The Story
Why it exists.
The beginning
The Solo collection is Coquillete's method: take one note, examine it from every angle, see what it reveals. Rosa Vaia chose amber for this chapter because it is, depending on the hour, the skin, the wearer, completely different things. Mineral or powdery. Warm or smoky. Sweet without trying. Solo Amber became the study of that contradiction, how a single accord can contain so much.

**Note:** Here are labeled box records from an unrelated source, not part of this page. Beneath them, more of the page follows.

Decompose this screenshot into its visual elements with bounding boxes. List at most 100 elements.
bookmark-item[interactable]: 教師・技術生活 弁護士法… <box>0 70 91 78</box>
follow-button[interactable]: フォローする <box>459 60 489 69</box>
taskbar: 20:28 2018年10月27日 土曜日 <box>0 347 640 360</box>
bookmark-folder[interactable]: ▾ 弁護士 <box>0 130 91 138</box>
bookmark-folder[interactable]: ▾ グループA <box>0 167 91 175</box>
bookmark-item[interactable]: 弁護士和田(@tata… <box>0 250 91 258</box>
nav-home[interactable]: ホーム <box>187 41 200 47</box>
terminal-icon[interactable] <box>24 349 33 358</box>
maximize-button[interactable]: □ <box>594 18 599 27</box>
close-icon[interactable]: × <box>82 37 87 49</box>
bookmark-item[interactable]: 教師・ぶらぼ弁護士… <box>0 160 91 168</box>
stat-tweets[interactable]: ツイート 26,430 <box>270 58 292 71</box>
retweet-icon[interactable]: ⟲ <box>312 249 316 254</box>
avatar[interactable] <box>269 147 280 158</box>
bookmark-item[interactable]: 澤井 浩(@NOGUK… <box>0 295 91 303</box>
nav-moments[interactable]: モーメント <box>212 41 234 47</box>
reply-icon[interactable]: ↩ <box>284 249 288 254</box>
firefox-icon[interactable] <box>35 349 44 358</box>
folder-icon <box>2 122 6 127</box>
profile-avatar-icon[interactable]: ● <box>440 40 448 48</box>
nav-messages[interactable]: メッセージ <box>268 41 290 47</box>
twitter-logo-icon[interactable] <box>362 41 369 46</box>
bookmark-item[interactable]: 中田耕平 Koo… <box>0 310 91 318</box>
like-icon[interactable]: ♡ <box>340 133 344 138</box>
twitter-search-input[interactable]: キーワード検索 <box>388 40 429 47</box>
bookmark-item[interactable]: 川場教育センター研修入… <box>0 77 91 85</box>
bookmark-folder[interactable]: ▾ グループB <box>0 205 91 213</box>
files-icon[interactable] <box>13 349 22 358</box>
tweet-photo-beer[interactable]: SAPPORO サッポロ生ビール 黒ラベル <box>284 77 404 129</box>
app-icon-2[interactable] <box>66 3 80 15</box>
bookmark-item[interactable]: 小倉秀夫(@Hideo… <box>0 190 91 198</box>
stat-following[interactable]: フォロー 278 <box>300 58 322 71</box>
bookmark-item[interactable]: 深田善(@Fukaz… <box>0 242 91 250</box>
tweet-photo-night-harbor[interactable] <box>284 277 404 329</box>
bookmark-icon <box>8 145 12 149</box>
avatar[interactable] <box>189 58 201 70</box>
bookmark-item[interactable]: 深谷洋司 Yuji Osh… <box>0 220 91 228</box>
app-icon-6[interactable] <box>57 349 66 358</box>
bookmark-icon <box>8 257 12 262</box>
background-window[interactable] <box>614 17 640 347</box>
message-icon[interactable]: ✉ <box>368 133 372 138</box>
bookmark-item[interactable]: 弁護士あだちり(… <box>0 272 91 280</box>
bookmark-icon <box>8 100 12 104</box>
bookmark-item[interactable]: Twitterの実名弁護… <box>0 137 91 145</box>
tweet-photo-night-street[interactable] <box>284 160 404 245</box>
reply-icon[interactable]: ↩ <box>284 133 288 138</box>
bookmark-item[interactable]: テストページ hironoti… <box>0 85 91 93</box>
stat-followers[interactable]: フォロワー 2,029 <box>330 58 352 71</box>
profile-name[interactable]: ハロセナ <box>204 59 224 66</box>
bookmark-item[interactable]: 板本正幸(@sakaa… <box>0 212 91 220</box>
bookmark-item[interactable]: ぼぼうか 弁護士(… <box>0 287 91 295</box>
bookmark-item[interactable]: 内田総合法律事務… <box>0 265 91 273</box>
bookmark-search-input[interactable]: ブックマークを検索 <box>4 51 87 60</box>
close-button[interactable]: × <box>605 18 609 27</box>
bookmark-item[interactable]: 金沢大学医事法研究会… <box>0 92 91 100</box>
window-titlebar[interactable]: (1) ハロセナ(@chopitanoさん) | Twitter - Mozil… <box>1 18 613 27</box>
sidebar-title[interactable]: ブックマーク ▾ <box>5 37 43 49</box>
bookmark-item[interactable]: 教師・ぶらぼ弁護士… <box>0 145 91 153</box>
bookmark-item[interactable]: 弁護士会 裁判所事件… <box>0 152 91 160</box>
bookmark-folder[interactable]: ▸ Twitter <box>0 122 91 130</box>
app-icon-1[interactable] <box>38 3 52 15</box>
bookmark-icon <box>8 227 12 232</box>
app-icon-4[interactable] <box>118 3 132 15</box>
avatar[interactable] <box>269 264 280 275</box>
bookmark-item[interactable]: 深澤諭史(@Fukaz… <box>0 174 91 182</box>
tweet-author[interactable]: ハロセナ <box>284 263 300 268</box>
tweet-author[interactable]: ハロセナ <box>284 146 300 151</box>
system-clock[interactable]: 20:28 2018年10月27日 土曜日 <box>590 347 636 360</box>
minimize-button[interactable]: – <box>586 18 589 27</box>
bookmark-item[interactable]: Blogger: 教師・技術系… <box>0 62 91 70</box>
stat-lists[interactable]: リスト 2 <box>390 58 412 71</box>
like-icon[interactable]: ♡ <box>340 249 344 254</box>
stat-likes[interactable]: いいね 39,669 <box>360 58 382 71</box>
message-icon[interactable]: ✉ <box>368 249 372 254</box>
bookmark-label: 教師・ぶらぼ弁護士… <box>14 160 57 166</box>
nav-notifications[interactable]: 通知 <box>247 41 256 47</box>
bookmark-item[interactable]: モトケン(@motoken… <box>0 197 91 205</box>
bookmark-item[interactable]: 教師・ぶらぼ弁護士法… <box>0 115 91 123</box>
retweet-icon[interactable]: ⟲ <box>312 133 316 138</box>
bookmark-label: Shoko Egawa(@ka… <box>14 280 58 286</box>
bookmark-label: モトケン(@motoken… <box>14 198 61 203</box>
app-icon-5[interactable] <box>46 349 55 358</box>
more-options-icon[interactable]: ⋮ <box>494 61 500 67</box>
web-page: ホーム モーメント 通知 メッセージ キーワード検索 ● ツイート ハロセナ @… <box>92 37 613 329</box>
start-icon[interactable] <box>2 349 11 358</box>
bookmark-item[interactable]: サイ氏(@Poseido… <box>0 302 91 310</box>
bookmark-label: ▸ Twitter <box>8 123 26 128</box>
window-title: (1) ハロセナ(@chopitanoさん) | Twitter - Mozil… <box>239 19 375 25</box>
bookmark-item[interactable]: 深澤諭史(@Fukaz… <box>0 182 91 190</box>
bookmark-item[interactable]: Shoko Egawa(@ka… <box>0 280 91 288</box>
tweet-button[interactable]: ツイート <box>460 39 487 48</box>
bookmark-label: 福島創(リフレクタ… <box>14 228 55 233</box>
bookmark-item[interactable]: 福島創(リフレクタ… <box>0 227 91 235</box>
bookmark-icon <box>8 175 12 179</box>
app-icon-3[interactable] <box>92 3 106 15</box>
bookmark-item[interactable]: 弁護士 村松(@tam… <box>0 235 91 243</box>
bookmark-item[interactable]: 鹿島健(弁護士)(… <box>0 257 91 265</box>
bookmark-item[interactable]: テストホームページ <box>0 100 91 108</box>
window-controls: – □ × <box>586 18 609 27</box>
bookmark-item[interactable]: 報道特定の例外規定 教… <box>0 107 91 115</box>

The opening is caramel and hazelnut, which sounds like dessert until you notice what it's doing underneath. The resins arrive quickly: myrrh and tolu balsam bringing their sticky sweetness, vetiver cutting through with dry grass. Coriander adds a quiet spice that keeps everything honest. It's not trying to be five fragrances at once. It's one fragrance asking: what can amber actually do?
The evolution
The caramel and hazelnut arrive first. Sweet, slightly toasted, like praline. Then, within minutes, the resins move in. Myrrh, tolu balsam, vetiver's dry grass. Coriander whispers. The hand-off is quick, the sweet opening doesn't linger, and you're into the warm heart faster than expected. The real story is the base: amber, benzoin, vanilla, labdanum, Ambrostar, and ambergris creating a haze that stays close to the skin. On most people, this lasts through the afternoon. On fabric, it settles into the fibers and waits.
Cultural impact
The Solo collection marks a deliberate turn toward minimalism in a category defined by complexity. Solo Amber, with its caramel-hazelnut opening and resin-dominant drydown, fits squarely in the warm, balsamic tradition of oriental fragrance, while stripping away the excess. The audience is someone who wants warmth without noise.